Some people prefer this tenderness for their ribs so it might be okay, but rib meat should have a bit of pull when a bite is taken and stay on the bone. 

How long should you rest ribs in a cooler?

15-20 minutes of resting is the perfect amount of time for ribs.

Ribs do not need as much rest as other pieces of meats for a couple of different reasons. 

First, ribs can be easily over cooked when compared to brisket and pork shoulders.

Ribs should be cooked to an internal temperature of about 185-190 degrees.

This temperature will allow the rib meat to be extremely tender and juicy without the meat falling off of the bone.

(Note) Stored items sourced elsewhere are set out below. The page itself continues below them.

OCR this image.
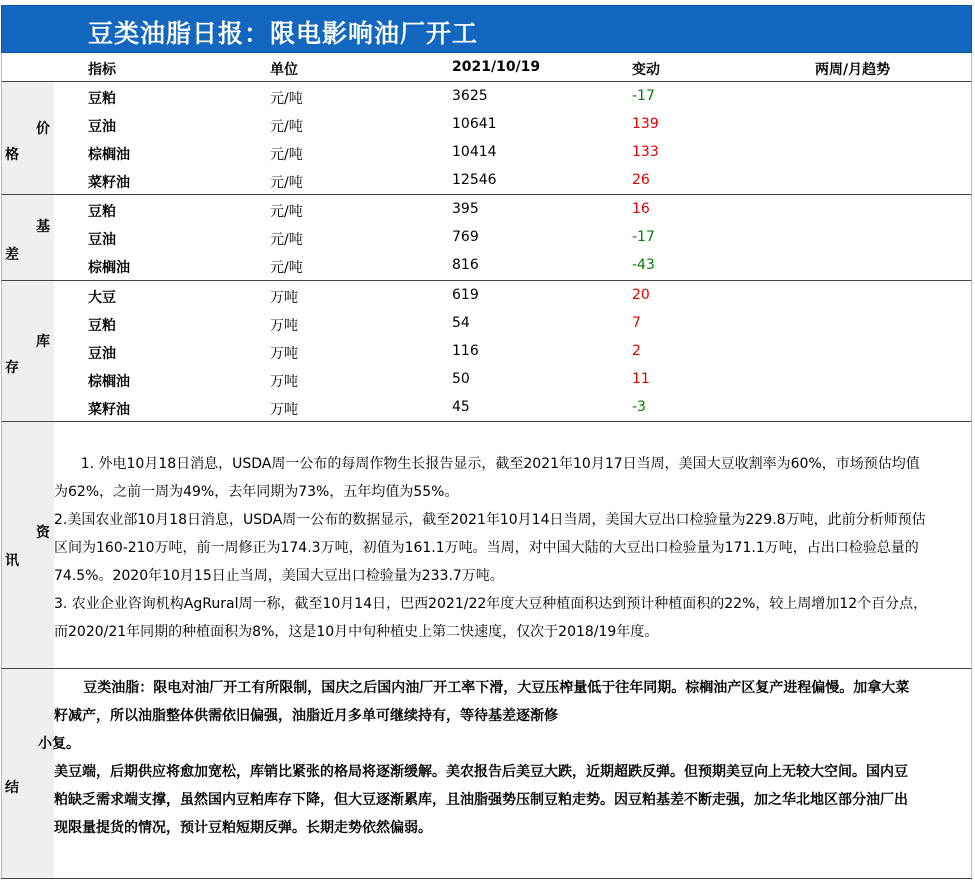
豆类油脂日报：限电影响油厂开工
指标	单位	2021/10/19	变动	两周/月趋势
价
格
豆粕	元/吨	3625	-17
豆油	元/吨	10641	139
棕榈油	元/吨	10414	133
菜籽油	元/吨	12546	26
基
差
豆粕	元/吨	395	16
豆油	元/吨	769	-17
棕榈油	元/吨	816	-43
库
存
大豆	万吨	619	20
豆粕	万吨	54	7
豆油	万吨	116	2
棕榈油	万吨	50	11
菜籽油	万吨	45	-3
资
讯
1. 外电10月18日消息，USDA周一公布的每周作物生长报告显示，截至2021年10月17日当周，美国大豆收割率为60%，市场预估均值
为62%，之前一周为49%，去年同期为73%，五年均值为55%。
2.美国农业部10月18日消息，USDA周一公布的数据显示，截至2021年10月14日当周，美国大豆出口检验量为229.8万吨，此前分析师预估
区间为160-210万吨，前一周修正为174.3万吨，初值为161.1万吨。当周，对中国大陆的大豆出口检验量为171.1万吨，占出口检验总量的
74.5%。2020年10月15日止当周，美国大豆出口检验量为233.7万吨。
3. 农业企业咨询机构AgRural周一称，截至10月14日，巴西2021/22年度大豆种植面积达到预计种植面积的22%，较上周增加12个百分点，
而2020/21年同期的种植面积为8%，这是10月中旬种植史上第二快速度，仅次于2018/19年度。
结
豆类油脂：限电对油厂开工有所限制，国庆之后国内油厂开工率下滑，大豆压榨量低于往年同期。棕榈油产区复产进程偏慢。加拿大菜
籽减产，所以油脂整体供需依旧偏强，油脂近月多单可继续持有，等待基差逐渐修
小复。
美豆端，后期供应将愈加宽松，库销比紧张的格局将逐渐缓解。美农报告后美豆大跌，近期超跌反弹。但预期美豆向上无较大空间。国内豆
粕缺乏需求端支撑，虽然国内豆粕库存下降，但大豆逐渐累库，且油脂强势压制豆粕走势。因豆粕基差不断走强，加之华北地区部分油厂出
现限量提货的情况，预计豆粕短期反弹。长期走势依然偏弱。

If you rest ribs wrapped in a foil in warm cooler, the ribs will continue to cook leading the collagen to continue to break down.

After a long rest, your ribs will have no structure to them and will be extremely difficult to handle without falling apart.

This will also lead the the rib meat falling off the bone when a bite is taken.

In the professional world of bbq, this is a tellltale sign of overcooked ribs. 

Secondly, compared to brisket and pork shoulder, ribs are a much smaller cut of meat and do not need as much time for its juices to redistribute.

Brisket and shoulders need a lot of time for the juices to move from the surface of the meat to the center.

Ribs on the other hand are so thin, the time needed is minimal.

Along with this, ribs will lose heat very rapidly.

A 10lb brisket will stay warm on the counter for hours, but after 20 minutes ribs will cool significantly.

If you wait too much longer than 20 minutes you risk the ribs no longer being food safe. 

Do you have to rest ribs in a cooler?

Depending on how long you need to wait before eating your ribs, you do not have to rest your ribs in a cooler. 

A minimal amount of time is needed for ribs to rest before eating.

If you pull the ribs off the smoker and you are ready to eat right away, let them rest on the counter for 15 minutes then cut and serve!

If you have an hour or two before the time to eat, this might be a good time to wrap them in foil and store them in a preheated cooler. 

Alternative resting methods for ribs?

If you need to hold the ribs longer than an hour, the best option would be to refrigerate your ribs immediately after pulling them and reheating them closer to serving time. 

For reheating ribs in the oven, there are a couple of steps to follow to ensure your ribs do not dry out during the process:

  • Preheat your oven to 250 degrees
  • Place the ribs in a pan and cover with foil
    • An optional step is to add some moisture to the ribs before reheating. Apple juice or apple cider is a great option. Depending on the size of your pan and the number of ribs you are cookng, a quarter cup of liquid should be plenty. 
  • Cook the ribs until they reach an internal temperature of 145 degrees
  • If you want, you can add some sauce to the ribs at this point and leave them uncovered in the oven for an additional 10 minutes. This will give the sauce a chance to caramelize and add a little crisp to the bark. 

Wrapping ribs while in the cooler

Ribs can be wrapped when they are in the cooler to stop any moisture from escaping out of the meat. 

For most pieces of meat, wrapping will allow it to keep warm for a long time period, increase the tenderness of the meat, and let the meat reabsorb any moisture that might have escaped.

For ribs, they should not be resting for a long time so the wrapping’s main purpose becomes to prevent the ribs from losing any moisture.

If you are planning on eating the ribs right away, simply resting the ribs on the counter with foil tented on top for 15 minutes is perfect. 

It is important to know, wrapping the ribs in foil will affect the bark.

Wrapping traps all the moisture with the ribs leading the bark to become soft over time.

If you are wrapping the ribs for only 15 minutes, there shouldn’t be a big change.

If you are wrapping and holding the ribs for a long period of time, the bark will become soft which could be undesirable for some pitmasters. 

Internal temp for resting ribs?

A safe internal temperature for ribs to reach is 145 degrees.

Anything below this temperature for a long time period and the ribs are no longer considered food safe. 

The ideal internal temperature to cook ribs to is about 190 degrees.

Typically most pitmasters cook to feel rather than temperature for ribs, but it ends up being around this temperature that the ribs are pulled.